和歌山の青年よ、奮起せよ

 最近、和歌山でも仕事に前向きに取り組んで業績を伸ばしたり、全国的な賞をもらったりする例が増えてきました。しかし、和歌山の長期的退勢を食い止め、反転攻勢に出るには民間企業や人のイノベーションがまだまだ数、程度ともに足りません。いつも言っているように戦後和歌山では多くの青年が死に物狂いで事業に取り組みました。それが戦後の和歌山経済の成長を支えてくれましたが、時代が進んでも、島精機やノーリツ鋼機や紀州技研といった今の和歌山を支えてくれているエクセレントカンパニーがどんどん成長して、繊維や木材、雑貨といった産業全体としての退潮の変わりをある程度埋めてくれたと思います。

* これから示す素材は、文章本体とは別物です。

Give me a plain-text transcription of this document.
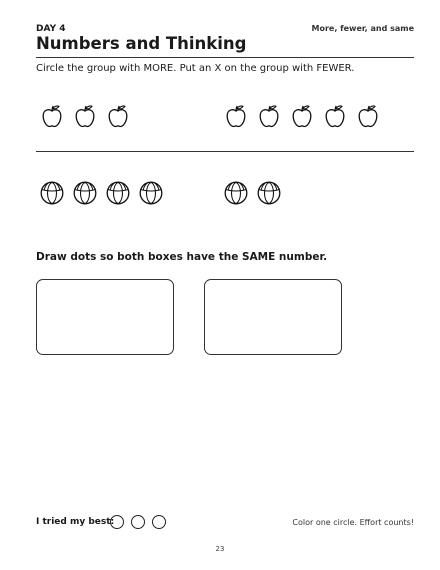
DAY 4	More, fewer, and same
Numbers and Thinking
Circle the group with MORE. Put an X on the group with FEWER.
Draw dots so both boxes have the SAME number.
I tried my best:	Color one circle. Effort counts!
23
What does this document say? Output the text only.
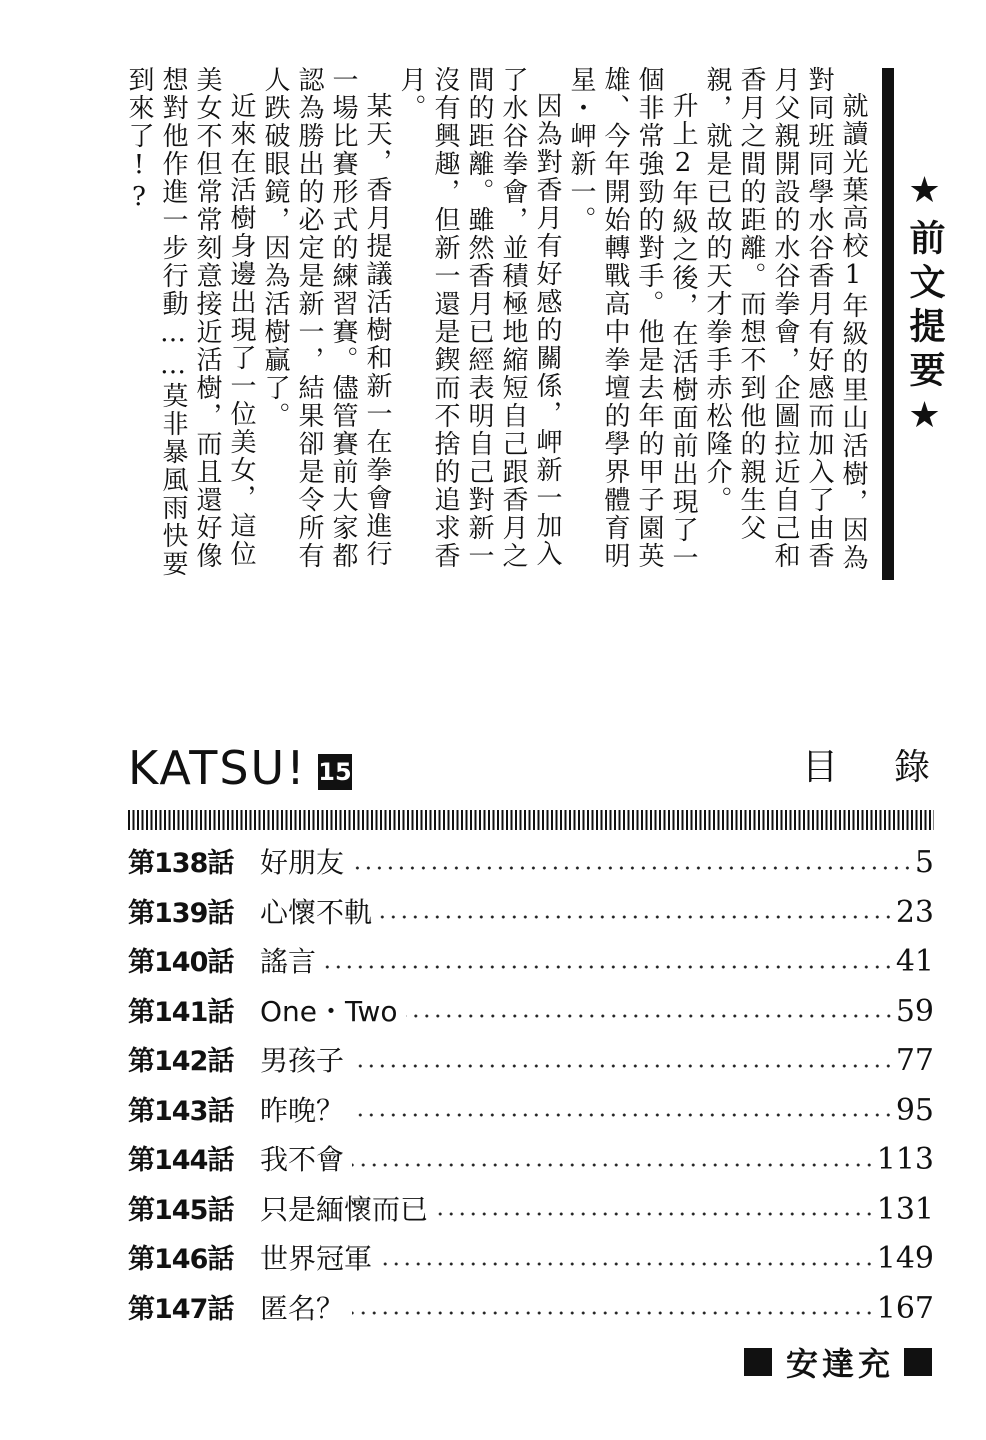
★前文提要★

就讀光葉高校1年級的里山活樹，因為對同班同學水谷香月有好感而加入了由香月父親開設的水谷拳會，企圖拉近自己和香月之間的距離。而想不到他的親生父親，就是已故的天才拳手赤松隆介。

升上2年級之後，在活樹面前出現了一個非常強勁的對手。他是去年的甲子園英雄、今年開始轉戰高中拳壇的學界體育明星・岬新一。

因為對香月有好感的關係，岬新一加入了水谷拳會，並積極地縮短自己跟香月之間的距離。雖然香月已經表明自己對新一沒有興趣，但新一還是鍥而不捨的追求香月。

某天，香月提議活樹和新一在拳會進行一場比賽形式的練習賽。儘管賽前大家都認為勝出的必定是新一，結果卻是令所有人跌破眼鏡，因為活樹贏了。

近來在活樹身邊出現了一位美女，這位美女不但常常刻意接近活樹，而且還好像想對他作進一步行動……莫非暴風雨快要到來了!?

KATSU! 15	目錄
第138話 好朋友	5
第139話 心懷不軌	23
第140話 謠言	41
第141話 One・Two	59
第142話 男孩子	77
第143話 昨晚？	95
第144話 我不會	113
第145話 只是緬懷而已	131
第146話 世界冠軍	149
第147話 匿名？	167
安達充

 しかし、日本の他地域に比べ和歌山は長期的にかなり沈んでおり、これを取り返して反転に出るためにはもっともっと多くのイノベーションが必要です。そのためにはビジネスに従事している青年、またはこれから仕事をしようとする青年にもっと頑張って欲しいと思っているのです。
 中堅中小企業にとって立派な後継者がいることは、現在の重鎮の方々にとっては一安心です。それら後継者の方々も見たところいわゆるドラ息子はいず、ちゃんと社業もされているし、JCやロータリー、各種NPOなどに参加して社会的に有意義な事をされている紳士ばかりだと思います。しかし、それでも私はそういう若い世代にもっと死に物狂いで社業を伸ばしてもらいたいと思っています。社業を伸ばすという事は、それだけ人を雇うということだし、他社への発注も増やすという事ですから、JCの社会貢献活動も大変重要でありますが、それよりもはるかに和歌山のために貢献していることになるのです。
 だから私はいつもそういう団体の挨拶などでは県職員の作ってくれた「カクカクの社会貢献には極めて有意義だ」などという挨拶原稿を読まず、「社業に励め」などと、失礼かもしれませんがはっぱをかけています。わかやま塾を熱心に推進しているのもその表れです。
 しかし、まだまだです。輸出を伸ばすため海外に突撃だ、などと激励していますが、現に日本酒の輸出や食肉や果物の輸出を大もうけしているのは他県の若者です。観光業界のあり方を一新するような新しい経営で世にインパクトを与えているのも他県の若者です。チェーン展開で全国ネットを作りつつある企業も他県から出ています。負けるな和歌山の若者。
 イタリアルネサンスの巨人の一人、ロレンツォ・ディ・メディチはフィレンツェ共和国を隆盛に導いた名指導者であり、ヨーロッパをまたにかけた当時のユングロマリットの総帥であるとともに多くの芸術家のパトロンとして彼らを育てた人物でありますが、本人も芸術家として一流の才を示した人であります。
 そんな彼が「バッカスの歌」の中で次のような文書を残していますので、これから死に物狂いで頑張って下さるであろう和歌山の若人に又引きですが次に引用します。
 「青春とはなんと美しいものか。とはいえ見る間に過ぎ去ってしまう。楽しみたい者はさあすぐに。確かな明日はないのだから。」(塩野七生「ルネッサンスとは何であったのか」より)
 どうもこういう事を言いたがるのは、私がそろそろ年を食ってきたせいですかね。